Edip yolda gelesiye kadar durmadan işinden bahsetti. Sürekli yaptığı şeyleri anlatıyor. Durmuyor sürekli konuşuyor. İçinde biriktirmiş tüm başarılarını, dışa vurmak istiyor. Övülmek mi istiyor anlayamadım. Edip’ in de beni anladığından emin değilim. Söylediklerime ikna olmuş değil. Bir şey var gözden kaçırdığım, bir eksiklik var bu yüzden göremiyorum kendimi. Ama ne olduğunu da bilmiyorum. Kendimi cevabı zor bulunan bir bilmecenin içine düşmüş hissediyorum. İçimden ‘’Edip sür şu arabayı uçuruma. Ne olacaksa olsun.’’ diyorum.

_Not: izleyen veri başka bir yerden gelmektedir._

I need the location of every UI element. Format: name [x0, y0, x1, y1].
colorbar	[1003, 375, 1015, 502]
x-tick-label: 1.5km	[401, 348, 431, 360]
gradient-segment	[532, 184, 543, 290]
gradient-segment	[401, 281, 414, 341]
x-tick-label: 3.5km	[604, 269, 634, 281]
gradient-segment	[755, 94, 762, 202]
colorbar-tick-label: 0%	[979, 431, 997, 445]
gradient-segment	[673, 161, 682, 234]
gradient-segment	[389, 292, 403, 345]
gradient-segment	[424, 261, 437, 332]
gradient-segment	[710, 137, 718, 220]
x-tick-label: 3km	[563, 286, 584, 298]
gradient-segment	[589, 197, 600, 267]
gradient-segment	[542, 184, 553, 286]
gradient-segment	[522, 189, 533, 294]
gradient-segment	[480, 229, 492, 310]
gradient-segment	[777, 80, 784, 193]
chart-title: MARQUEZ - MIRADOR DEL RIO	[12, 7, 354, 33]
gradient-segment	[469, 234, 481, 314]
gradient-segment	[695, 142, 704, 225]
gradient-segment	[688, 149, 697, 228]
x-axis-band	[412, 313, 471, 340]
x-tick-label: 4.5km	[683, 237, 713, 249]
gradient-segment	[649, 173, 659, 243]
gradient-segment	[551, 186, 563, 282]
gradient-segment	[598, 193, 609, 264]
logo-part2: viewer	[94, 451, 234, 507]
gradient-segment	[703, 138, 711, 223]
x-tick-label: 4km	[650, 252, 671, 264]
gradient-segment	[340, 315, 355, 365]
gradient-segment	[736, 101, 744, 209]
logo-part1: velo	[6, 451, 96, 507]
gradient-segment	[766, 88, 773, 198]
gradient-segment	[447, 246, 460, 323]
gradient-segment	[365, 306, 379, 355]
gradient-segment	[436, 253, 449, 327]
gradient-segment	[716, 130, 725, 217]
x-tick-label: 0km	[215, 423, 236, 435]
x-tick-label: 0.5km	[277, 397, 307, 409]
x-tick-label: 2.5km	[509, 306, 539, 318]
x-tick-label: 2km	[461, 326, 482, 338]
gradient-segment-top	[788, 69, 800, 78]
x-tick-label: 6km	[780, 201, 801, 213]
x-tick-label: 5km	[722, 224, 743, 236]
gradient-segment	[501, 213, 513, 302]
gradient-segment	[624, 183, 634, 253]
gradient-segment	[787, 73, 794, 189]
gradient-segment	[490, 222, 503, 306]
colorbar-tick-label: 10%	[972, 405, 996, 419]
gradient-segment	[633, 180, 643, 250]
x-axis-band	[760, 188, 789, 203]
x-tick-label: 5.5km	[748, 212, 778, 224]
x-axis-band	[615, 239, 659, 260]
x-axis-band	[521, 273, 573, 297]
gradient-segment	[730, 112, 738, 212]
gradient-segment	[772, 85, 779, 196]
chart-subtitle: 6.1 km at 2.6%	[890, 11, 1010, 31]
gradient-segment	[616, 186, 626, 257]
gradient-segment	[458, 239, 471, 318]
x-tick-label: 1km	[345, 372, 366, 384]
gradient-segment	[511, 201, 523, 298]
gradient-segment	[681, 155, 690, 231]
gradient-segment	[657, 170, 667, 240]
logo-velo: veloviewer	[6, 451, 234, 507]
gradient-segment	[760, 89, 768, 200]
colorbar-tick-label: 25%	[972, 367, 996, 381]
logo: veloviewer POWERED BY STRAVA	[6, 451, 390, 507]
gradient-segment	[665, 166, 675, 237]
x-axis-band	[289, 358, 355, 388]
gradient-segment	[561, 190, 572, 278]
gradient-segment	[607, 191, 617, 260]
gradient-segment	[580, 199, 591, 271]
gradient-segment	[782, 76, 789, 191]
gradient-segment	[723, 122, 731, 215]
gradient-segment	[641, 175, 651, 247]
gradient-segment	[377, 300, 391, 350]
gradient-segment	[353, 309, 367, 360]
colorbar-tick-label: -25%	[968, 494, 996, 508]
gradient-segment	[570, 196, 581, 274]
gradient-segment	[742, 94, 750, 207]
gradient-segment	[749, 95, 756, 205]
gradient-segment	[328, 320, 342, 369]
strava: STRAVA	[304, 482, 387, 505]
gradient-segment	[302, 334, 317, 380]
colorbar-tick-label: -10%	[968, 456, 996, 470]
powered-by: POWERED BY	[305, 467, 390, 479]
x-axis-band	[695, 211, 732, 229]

Edip’ e sahilde bir yerlere oturalım dedim. Deniz havası iyi gelir derler hep. Edip tamam deyip kaldığı yerden devam etti anlatmaya. Deniz kenarı bir bara gittik. İçecek bir şeyler söyledik. Edip gözümün içine durmadan bakıyordu.
‘’Bir şey mi söyleyeceksin Edip?’’
‘’Hayır.’’
‘’Niye öyle bakıyorsun o zaman?’’
‘’Senin okulda bir kız vardı, bahsetmiştin bir ara.’’
‘’Eee.’’
‘’Ne oldu ona?’’
‘’Bir şey mi olması gerekiyor.’’
‘’Onu seviyorsun değil mi?’’
‘’Ne alakası var şimdi?’’
‘’Çok alakası var. Onunla konuş.’’
‘’Saçma sapan konuşma Edip.’’
‘’Niye konuşmuyorsun onunla, belki aradığın cevap ondadır.’’
‘’ O değil de sen gelmeden önce aynanın tarihçesini araştırdım. Beş bin yıl önce bir yanardağın patlamasıyla çıkan lavların cilalanmasıyla bulunmuş. Daha sonra bu Venediklilerde gümüşleyerek geliştirmişler.’’
‘’Çok önemli bir icat.’’
‘’Hee çok önemli, benim için değil artık. Keşke aynayı bulmasalarmış. İnsanlar ayna karşısında kılıktan kılığa bürünmektense, kendileri gibi kalsalarmış. Belki o zaman hayat daha farklı olabilirdi Edip.’’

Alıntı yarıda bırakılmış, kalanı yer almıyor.